Zombies Roam Our Cities, Mr Pickles. Here's How You Skewer Them
Zombies roam our cities, Mr Pickles. Here's how you skewer them
Charles Clover
28 July 2013
The Sunday Times
© 2013 Times Newspapers Ltd. All rights reserved
It is zombie summer on TV. The Returned, a French drama about the undead, set in a claustrophobic Alpine town, is spooking those who can bear to watch. Last week it became a zombie summer on the streets of northern England, where a sinister, discredited policy crawled from its grave in the Prescott era and squared up to a government that until now has tried incompetently, and failed, to kill it.
Ten years after announcing a shocking scheme that blighted the area and drove out 1,200 of its citizens, Liverpool city council finally won permission to demolish 440 homes in the so-called Welsh streets of Toxteth, where Ringo Starr was born, and replace them with 150 new ones.
The plan is to destroy a large number of affordably restorable homes, bought at great public expense, with fewer, built at even greater cost. The council can't afford to rebuild enough, so the rest of the area will be grassed over - this in a city with a rising population and where homes for people on modest incomes are at a premium.
Incredibly, Pathfinder, the policy of managed decline in our northern cities, which accounted for the demolition of tens of thousands of homes in the north of England under Labour, is stirring again. The chancellor is trying to get more homes built, the economy is growing and this scheme - misconceived from the start - has been proved nonsensical by the census, which shows that the northern cities grew over the past decade, in Liverpool's case by 5.5%.

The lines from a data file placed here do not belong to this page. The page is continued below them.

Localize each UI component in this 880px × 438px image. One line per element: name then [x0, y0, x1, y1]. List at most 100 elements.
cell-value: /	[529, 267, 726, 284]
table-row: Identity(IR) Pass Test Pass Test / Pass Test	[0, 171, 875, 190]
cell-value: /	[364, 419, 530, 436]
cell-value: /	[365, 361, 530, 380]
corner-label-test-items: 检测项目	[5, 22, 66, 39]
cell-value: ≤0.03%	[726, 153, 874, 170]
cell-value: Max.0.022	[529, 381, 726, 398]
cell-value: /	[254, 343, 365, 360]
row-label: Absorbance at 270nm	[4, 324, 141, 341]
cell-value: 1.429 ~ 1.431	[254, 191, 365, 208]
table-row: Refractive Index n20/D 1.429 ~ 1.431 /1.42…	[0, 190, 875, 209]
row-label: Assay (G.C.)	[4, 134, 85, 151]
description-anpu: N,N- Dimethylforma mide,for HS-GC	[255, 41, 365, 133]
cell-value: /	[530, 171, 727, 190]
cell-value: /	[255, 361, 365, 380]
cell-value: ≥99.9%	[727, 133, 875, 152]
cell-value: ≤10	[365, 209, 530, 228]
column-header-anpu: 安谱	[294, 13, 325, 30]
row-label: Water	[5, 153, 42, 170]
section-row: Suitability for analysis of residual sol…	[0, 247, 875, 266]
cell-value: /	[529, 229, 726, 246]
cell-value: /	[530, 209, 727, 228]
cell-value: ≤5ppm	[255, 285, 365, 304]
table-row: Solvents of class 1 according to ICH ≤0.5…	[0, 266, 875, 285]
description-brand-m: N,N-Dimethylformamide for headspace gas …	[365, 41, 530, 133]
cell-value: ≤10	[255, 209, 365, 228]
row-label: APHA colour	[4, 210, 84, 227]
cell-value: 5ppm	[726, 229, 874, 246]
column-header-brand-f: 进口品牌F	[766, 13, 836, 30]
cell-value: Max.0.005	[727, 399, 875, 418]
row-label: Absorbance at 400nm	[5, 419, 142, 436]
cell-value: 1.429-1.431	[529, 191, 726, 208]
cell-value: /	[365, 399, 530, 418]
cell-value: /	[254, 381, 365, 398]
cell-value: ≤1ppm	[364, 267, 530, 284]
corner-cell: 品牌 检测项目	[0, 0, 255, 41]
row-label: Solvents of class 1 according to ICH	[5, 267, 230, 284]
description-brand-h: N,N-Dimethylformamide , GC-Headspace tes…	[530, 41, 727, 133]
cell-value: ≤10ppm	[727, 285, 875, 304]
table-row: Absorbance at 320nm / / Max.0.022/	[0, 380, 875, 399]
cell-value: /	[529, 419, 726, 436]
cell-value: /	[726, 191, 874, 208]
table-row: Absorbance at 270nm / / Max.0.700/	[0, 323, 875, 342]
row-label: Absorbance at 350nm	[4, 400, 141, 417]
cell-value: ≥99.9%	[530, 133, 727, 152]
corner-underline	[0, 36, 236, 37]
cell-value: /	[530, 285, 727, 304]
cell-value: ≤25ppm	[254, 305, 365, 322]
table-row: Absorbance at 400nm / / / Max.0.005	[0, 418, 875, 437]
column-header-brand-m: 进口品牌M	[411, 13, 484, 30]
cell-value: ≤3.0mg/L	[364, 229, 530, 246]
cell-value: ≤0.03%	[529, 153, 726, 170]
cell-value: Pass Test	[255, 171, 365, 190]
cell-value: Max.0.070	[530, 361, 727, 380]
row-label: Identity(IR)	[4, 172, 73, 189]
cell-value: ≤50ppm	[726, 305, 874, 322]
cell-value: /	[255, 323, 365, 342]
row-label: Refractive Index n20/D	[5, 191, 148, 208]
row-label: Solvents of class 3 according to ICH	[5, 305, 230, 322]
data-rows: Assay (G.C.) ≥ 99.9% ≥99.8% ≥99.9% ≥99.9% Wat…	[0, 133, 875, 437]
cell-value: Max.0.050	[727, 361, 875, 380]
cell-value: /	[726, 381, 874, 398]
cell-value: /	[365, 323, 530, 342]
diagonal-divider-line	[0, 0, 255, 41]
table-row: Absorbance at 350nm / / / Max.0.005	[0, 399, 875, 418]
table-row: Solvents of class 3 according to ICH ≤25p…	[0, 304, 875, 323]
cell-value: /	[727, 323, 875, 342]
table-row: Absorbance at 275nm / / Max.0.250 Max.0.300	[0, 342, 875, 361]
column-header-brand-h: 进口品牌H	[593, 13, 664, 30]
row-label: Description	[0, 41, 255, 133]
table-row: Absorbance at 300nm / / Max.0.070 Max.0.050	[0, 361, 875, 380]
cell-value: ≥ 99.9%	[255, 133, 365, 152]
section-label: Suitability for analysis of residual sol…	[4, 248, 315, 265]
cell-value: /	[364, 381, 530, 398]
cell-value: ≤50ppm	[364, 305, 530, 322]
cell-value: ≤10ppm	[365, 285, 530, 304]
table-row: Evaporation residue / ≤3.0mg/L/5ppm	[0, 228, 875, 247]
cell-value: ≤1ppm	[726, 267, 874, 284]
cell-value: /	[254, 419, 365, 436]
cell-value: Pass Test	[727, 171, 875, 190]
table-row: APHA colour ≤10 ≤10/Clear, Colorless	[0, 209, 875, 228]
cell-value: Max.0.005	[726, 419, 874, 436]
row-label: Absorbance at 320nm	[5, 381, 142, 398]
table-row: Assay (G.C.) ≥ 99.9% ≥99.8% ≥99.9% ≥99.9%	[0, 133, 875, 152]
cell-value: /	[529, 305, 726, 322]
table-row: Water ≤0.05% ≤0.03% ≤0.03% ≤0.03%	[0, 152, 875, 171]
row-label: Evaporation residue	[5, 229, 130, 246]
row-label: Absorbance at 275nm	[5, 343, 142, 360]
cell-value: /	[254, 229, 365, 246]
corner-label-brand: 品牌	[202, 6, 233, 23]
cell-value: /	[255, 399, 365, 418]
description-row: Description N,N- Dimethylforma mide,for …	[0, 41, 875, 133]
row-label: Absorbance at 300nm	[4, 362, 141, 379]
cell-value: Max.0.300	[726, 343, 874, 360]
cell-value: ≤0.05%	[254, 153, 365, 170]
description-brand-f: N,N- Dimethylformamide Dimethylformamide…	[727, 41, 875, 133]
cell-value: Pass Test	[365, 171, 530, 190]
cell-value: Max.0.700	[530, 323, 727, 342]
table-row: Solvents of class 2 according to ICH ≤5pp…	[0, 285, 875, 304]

Despite the fig-leaf restoration of 37 homes, including Starr's birthplace, the Welsh streets scheme remains the most prominent symbol of local government gone bad. It raises questions about who really runs Britain in one-party ghettos.
At long last, the government may, just possibly, be squaring up for a fight. In the blue corner, the rotund Eric Pickles, the communities secretary, has issued a stop order so he may consider whether the Welsh streets scheme should be "called in" - that is, sent before a public inquiry. In the red corner, a lookalike northern tubby, the Liverpool mayor Joe Anderson, has urged Pickles to let the scheme proceed on the basis that such decisions should be made locally and that a vocal number of those living in the streets blighted by Pathfinder are now calling for something, anything, to happen after 10 years of being surrounded by boarded-up neglect.
The main reason this celebrated saga is not just a local matter is that it and other demolition schemes across northern England are being funded by you and me. Yet the justification for them was quashed in the High Court last month. A judge concluded that a minister (in the person of the co-chairman of the Tory party, Grant Shapps, no less) acted unlawfully when he signed off a £35.5m "transition fund", which paid for continuing demolition. This £35.5m plan directly contradicted promises made by Shapps in the Commons - that he would favour refurbishment over demolition and bring an end to neighbourhoods being torn apart and families being trapped in abandoned streets. Ouch.
The funding was ruled unlawful, but the cheques had already gone out. Pickles's department claims it cannot claw its money back. Where is it? Almost certainly some of it resides in the regeneration plan for the Welsh streets announced by the chairman of Liverpool's planning committee last week, in typically Stalinist manner, as "unanimously passed by a vote of 6-1".
Even now, Pontius Pickles has not declared his hand. He is merely saying he has been asked to call the scheme in for public inquiry and has stopped it while he considers whether to do so. There are overwhelming reasons why he should.
First is national policy: the Welsh streets scheme is publicly funded and against the stated policy of refurbishment. Second, it represents managed decline, not growth. Third, there is substantial controversy around it. Fourth, knocking down perfectly good houses violates the principle of sustainability. Fifth, there is cross-boundary interest - there are zombie schemes like this in Bootle and Gateshead that also deserve a bullet through the brain.
Pickles may be about to give us the heavyweight wrestling spectacle that the country deserves. He should use the threat of a public inquiry to get Anderson to do what he has received plentiful publicity by doing elsewhere. When Liverpool decided to give away 20 terraced houses for £1 each to people who undertook to do them up and live there for five years, it was overwhelmed by 4,000 applications. Pickles has the power to make Liverpool do that with the 440 homes in the Welsh streets instead of leaving them in the hands of Plus Dane, an unaccountable, publicly funded housing association.
Pickles has a last chance to take his own advice and reach over the heads of the tyrants in the town hall. He is right that "localism is not, and has never been, exclusively about giving powers to local authorities".
He should strike against the culture of devising grandiose schemes to attract public money, which has resulted in so much blight, division and misery. Power, in begging-bowl cities such as Liverpool, lies in keeping hard assets such as bricks and mortar in public ownership.
Is Pickles big enough to sap the zombies' power by giving those assets back to the people?